Practices such as "defensive medicine" and aggressive marketing by
hospitals, which cost the United States an estimated $250 billion to
$300 billion annually, are emerging as a serious problem in India, the
Washington-based institution warned.
The comments come as the new government has vowed to crack down on
unethical practices that plague India's $74 billion healthcare industry,
where doctors say getting kickbacks for referring patients or passing
inflated hospital bills to insurers is widespread.
The World Bank warned that as more people are able to afford healthcare
and the government ramps up insurance coverage, the risk of excessive
care may increase, in notes released from an April meeting with
policymakers and insurers.
Awareness of how to get a medical claim remains low in India and
out-of-pocket expenses remain high. While more than 630 million people
are forecast to have some form of health insurance by next year, more
than half the country will remain uninsured.
Prime Minister Narendra Modi's government is also working on what may be
the world's largest health insurance programme, partially inspired by
the "Obamacare" law in the United States.

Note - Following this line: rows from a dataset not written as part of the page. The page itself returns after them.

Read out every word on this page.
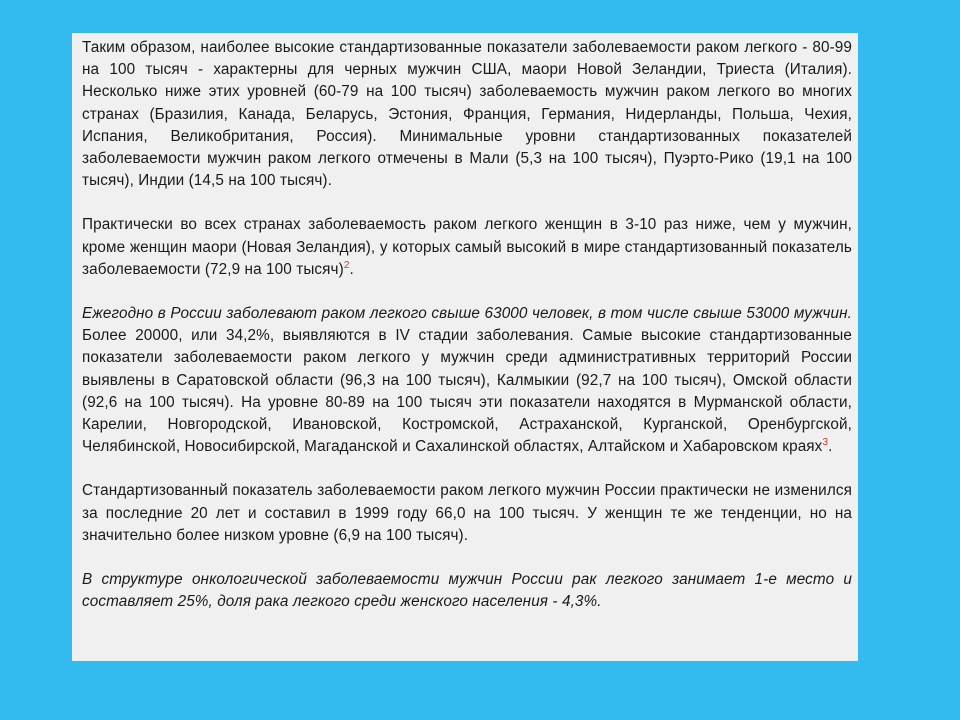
Таким образом, наиболее высокие стандартизованные показатели заболеваемости раком легкого - 80-99 на 100 тысяч - характерны для черных мужчин США, маори Новой Зеландии, Триеста (Италия). Несколько ниже этих уровней (60-79 на 100 тысяч) заболеваемость мужчин раком легкого во многих странах (Бразилия, Канада, Беларусь, Эстония, Франция, Германия, Нидерланды, Польша, Чехия, Испания, Великобритания, Россия). Минимальные уровни стандартизованных показателей заболеваемости мужчин раком легкого отмечены в Мали (5,3 на 100 тысяч), Пуэрто-Рико (19,1 на 100 тысяч), Индии (14,5 на 100 тысяч).

Практически во всех странах заболеваемость раком легкого женщин в 3-10 раз ниже, чем у мужчин, кроме женщин маори (Новая Зеландия), у которых самый высокий в мире стандартизованный показатель заболеваемости (72,9 на 100 тысяч)$^2$.

Ежегодно в России заболевают раком легкого свыше 63000 человек, в том числе свыше 53000 мужчин. Более 20000, или 34,2%, выявляются в IV стадии заболевания. Самые высокие стандартизованные показатели заболеваемости раком легкого у мужчин среди административных территорий России выявлены в Саратовской области (96,3 на 100 тысяч), Калмыкии (92,7 на 100 тысяч), Омской области (92,6 на 100 тысяч). На уровне 80-89 на 100 тысяч эти показатели находятся в Мурманской области, Карелии, Новгородской, Ивановской, Костромской, Астраханской, Курганской, Оренбургской, Челябинской, Новосибирской, Магаданской и Сахалинской областях, Алтайском и Хабаровском краях$^3$.

Стандартизованный показатель заболеваемости раком легкого мужчин России практически не изменился за последние 20 лет и составил в 1999 году 66,0 на 100 тысяч. У женщин те же тенденции, но на значительно более низком уровне (6,9 на 100 тысяч).

В структуре онкологической заболеваемости мужчин России рак легкого занимает 1-е место и составляет 25%, доля рака легкого среди женского населения - 4,3%.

As more and more patients become insured, the size of their bills may
grow, the World Bank said. "Individuals in India with private voluntary
health insurance are two to three times more likely to be hospitalised
than the national average."
Some doctors in India have already joined the movement. Last month, the
All India Institute of Medical Sciences convened a "Society for Less
Investigative Medicine", which puts the onus on both doctors and
patients to tackle the problem.
The society's founder, Balram Bhargava, said it was not ideal that
Indian doctors adopted the so-called American medicine practice of
taking a defensive strategy of doing checkups to avoid patient
litigation.
UNHEALTHY PRACTICES
Last week, Health Minister Harsh Vardhan called for tougher laws in the
health sector after a television news channel reported that some
laboratories allegedly offered kickbacks to doctors who referred
patients to their diagnostic centres.
Some doctors complain unethical behaviour is more rampant in the vast
sector of private health care providers that capitalise on low spending
in the public health system. Private health providers have created 80
percent of the new hospital bed capacity in the last decade, according
to PwC-NatHealth report.
Malpractice, such as falsifying patients' diagnoses to pass
unnecessarily high bills on to insurers, led one worker in private
health to quit his job in favour of a low-paying government health
service job.
"I quit because there was dirt there," said Sunil, who declined to give
his last name or the name of the hospital he left. "Such practices did
not suit my conscience."
Arun Gadre, an associate coordinator at the non-profit organisation
SATHI, is publishing a book featuring interviews with dozens of doctors
in the private sector.
"The medical private sector has stooped to such low levels just to earn money," Gadre, himself a doctor, said.
"One nephrologist working in a corporate hospital was asked by his CEO
for an explanation why a person was discharged without kidney biopsy,
even though no operation was actually required."